Während die rasante Zunahme digitaler Inhalte eine Gefahr für traditionelle Medien und Vertriebswege ist, bietet sie vor allem Chancen für Newcomer. Dies sagte Mark Read, zuständig für die Strategie des Werbe- und PR-Dienstleisters WPP, beim Auftakt der Konferenz der Organisation für Wirtschaftliche Zusammenarbeit und Entwicklung (OECD) zur Zukunft digitaler Inhalte in Rom. Die OECD widmete dem bis 2009 auf 200 Milliarden Dollar geschätzten Markt bereits mehrere voluminöse Studien zu den Themen Musik, Spiele, wissenschaftliche Publikationen und Mobilinhalte – die zweitägige Konferenz bildet den vorläufigen Abschluss dieser Studienreihe.

Lucio Stanca, italienischer Minister für Innovation und Technologie, merkte dazu an: "Politiker müssen heute die Produktion und den Zugang zu Wissen fördern, nicht kontrollieren." Aufgabe der Regierungen sei es, die öffentliche Nachfrage nach digitalen Inhalten möglichst zu steigern und allen Bürgern den Zugang zu ermöglichen, etwa durch Schulprojekte und digitale Archive.

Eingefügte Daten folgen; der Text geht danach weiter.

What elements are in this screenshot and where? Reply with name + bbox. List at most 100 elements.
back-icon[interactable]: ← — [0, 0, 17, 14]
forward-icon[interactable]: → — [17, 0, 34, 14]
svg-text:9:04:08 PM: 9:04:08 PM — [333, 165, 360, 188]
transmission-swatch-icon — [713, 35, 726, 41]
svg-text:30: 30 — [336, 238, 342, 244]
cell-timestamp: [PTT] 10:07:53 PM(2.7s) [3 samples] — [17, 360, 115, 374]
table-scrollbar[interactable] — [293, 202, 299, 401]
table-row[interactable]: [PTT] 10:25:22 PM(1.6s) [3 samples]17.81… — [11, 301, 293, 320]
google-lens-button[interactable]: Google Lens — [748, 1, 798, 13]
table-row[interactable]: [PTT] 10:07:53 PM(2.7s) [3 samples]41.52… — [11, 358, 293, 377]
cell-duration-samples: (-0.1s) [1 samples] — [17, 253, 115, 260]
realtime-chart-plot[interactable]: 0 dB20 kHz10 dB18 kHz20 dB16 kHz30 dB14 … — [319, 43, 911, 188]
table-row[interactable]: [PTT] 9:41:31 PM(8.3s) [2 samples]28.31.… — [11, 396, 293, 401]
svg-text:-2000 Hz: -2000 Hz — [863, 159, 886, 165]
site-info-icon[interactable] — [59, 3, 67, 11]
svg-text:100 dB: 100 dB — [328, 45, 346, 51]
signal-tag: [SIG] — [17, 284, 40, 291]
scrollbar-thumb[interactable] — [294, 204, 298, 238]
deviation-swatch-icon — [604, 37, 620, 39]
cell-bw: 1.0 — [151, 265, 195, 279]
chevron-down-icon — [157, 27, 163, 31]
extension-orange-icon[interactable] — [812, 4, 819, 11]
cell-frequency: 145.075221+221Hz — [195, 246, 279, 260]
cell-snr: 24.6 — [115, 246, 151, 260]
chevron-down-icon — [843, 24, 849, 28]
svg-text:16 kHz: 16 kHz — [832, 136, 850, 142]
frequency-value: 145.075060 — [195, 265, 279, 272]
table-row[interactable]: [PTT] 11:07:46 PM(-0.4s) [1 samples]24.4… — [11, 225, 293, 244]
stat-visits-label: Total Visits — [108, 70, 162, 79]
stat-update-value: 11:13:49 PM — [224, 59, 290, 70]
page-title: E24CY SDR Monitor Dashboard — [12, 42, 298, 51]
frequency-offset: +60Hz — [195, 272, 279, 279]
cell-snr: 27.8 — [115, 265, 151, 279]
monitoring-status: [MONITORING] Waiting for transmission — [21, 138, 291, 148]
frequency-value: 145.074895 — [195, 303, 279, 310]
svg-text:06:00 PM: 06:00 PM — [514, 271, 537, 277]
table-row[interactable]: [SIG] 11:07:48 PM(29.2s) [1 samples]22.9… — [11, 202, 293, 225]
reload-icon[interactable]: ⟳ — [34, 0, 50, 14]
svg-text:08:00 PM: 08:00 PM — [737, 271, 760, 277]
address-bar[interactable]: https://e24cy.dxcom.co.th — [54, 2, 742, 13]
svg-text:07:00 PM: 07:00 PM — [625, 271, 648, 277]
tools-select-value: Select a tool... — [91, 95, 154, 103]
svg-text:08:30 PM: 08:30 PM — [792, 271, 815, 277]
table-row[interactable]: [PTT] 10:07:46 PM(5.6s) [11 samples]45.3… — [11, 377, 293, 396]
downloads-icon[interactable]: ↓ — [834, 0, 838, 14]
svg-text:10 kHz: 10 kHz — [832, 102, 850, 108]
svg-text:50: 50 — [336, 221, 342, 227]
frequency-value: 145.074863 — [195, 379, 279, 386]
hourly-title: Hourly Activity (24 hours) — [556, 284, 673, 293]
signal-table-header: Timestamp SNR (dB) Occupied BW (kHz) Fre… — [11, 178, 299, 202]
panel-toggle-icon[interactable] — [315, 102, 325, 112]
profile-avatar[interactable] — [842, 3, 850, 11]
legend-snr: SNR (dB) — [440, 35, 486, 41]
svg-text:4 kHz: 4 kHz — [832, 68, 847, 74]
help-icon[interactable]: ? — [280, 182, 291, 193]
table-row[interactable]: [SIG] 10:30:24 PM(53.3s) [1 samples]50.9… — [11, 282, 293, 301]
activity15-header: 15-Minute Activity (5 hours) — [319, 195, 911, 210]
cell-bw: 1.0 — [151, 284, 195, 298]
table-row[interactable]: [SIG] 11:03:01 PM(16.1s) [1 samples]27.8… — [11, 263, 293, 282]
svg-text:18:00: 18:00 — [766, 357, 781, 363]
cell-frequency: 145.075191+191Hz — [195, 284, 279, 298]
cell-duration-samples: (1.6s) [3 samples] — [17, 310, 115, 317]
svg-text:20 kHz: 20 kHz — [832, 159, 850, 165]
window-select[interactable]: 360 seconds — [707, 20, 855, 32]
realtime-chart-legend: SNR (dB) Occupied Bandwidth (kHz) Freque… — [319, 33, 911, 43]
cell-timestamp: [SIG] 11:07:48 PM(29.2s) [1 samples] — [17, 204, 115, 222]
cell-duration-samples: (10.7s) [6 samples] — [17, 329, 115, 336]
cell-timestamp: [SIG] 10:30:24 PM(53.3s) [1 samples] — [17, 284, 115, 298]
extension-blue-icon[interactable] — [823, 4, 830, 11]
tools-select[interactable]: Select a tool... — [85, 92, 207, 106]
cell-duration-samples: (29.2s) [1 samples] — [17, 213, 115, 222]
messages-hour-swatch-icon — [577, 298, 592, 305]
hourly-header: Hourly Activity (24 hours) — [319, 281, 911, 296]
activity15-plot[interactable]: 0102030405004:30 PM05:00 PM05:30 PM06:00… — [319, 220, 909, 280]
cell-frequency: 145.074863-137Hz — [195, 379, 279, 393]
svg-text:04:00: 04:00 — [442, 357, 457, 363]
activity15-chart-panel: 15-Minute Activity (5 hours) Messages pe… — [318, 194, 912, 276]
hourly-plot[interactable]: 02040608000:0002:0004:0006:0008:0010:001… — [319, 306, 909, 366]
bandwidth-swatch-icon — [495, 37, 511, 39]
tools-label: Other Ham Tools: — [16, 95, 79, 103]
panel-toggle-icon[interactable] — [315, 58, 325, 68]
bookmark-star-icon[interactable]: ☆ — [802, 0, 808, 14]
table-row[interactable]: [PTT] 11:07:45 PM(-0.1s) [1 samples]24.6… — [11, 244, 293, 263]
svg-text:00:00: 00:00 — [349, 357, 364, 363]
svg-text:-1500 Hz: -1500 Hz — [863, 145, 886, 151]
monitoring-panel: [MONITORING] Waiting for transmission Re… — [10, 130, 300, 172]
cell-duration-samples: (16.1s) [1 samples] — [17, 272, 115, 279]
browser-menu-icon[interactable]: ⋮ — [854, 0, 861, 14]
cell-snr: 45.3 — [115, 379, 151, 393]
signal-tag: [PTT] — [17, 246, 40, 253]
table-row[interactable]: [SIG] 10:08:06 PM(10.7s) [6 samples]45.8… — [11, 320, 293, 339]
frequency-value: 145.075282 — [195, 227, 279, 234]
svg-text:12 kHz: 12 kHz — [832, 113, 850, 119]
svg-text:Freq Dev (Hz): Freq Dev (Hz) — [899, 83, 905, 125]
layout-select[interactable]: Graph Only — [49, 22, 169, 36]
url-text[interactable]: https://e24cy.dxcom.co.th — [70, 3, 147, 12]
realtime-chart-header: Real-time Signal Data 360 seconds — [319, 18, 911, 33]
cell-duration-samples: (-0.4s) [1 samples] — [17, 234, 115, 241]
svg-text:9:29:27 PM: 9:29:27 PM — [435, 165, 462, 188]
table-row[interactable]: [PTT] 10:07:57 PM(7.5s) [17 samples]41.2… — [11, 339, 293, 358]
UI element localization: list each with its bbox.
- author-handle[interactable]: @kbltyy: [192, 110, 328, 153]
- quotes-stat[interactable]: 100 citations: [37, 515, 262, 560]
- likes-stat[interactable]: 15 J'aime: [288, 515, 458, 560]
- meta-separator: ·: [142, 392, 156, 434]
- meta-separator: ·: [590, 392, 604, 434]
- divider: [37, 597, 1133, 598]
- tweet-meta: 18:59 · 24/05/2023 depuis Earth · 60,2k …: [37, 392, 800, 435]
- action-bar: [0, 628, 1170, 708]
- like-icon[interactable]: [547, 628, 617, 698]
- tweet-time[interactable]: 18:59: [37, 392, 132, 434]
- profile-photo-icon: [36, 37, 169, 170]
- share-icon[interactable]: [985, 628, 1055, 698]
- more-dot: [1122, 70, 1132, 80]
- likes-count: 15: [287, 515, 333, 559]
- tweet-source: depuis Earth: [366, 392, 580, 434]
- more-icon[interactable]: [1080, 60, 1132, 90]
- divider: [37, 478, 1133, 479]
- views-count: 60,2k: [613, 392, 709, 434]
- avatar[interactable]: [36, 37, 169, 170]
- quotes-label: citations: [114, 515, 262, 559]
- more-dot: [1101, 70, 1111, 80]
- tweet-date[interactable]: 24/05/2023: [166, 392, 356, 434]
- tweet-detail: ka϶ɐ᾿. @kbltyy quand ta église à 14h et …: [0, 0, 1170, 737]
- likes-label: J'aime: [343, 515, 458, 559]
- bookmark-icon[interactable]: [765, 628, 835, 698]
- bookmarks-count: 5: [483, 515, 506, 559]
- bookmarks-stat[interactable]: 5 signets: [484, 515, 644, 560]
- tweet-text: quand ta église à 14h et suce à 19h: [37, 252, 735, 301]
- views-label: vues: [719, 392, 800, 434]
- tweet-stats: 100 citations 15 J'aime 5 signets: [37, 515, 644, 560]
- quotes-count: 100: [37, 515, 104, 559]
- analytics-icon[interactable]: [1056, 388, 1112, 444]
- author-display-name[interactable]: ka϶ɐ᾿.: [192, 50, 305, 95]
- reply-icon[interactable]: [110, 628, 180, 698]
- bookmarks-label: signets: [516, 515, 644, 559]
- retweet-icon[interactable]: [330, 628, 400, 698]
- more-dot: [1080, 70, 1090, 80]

Italien selbst verfolge solche Ziele beispielsweise mit der Italian Digital Library und dem Italian Music Network.

Die Balance zwischen der Durchsetzung von Ansprüchen auf geistiges Eigentum und einem möglichst breiten Angebot für individuelle Nutzer sei schwierig, so Stanca. Eine Kriminaliserung von individuellen Nutzern von Tauschbörsen scheine ihm nicht angebracht, eher müssten die Organisationen kriminalisiert werden. Mit Blick auf die Debatten in den europäischen Nachbarländern sei man derzeit noch auf der Suche nach den richtigen Antworten. Von der Wirtschaft würden jedenfalls neue Geschäftsmodelle sowie eine Senkung der Kosten für den Schutz des geistigen Eigentums verlangt.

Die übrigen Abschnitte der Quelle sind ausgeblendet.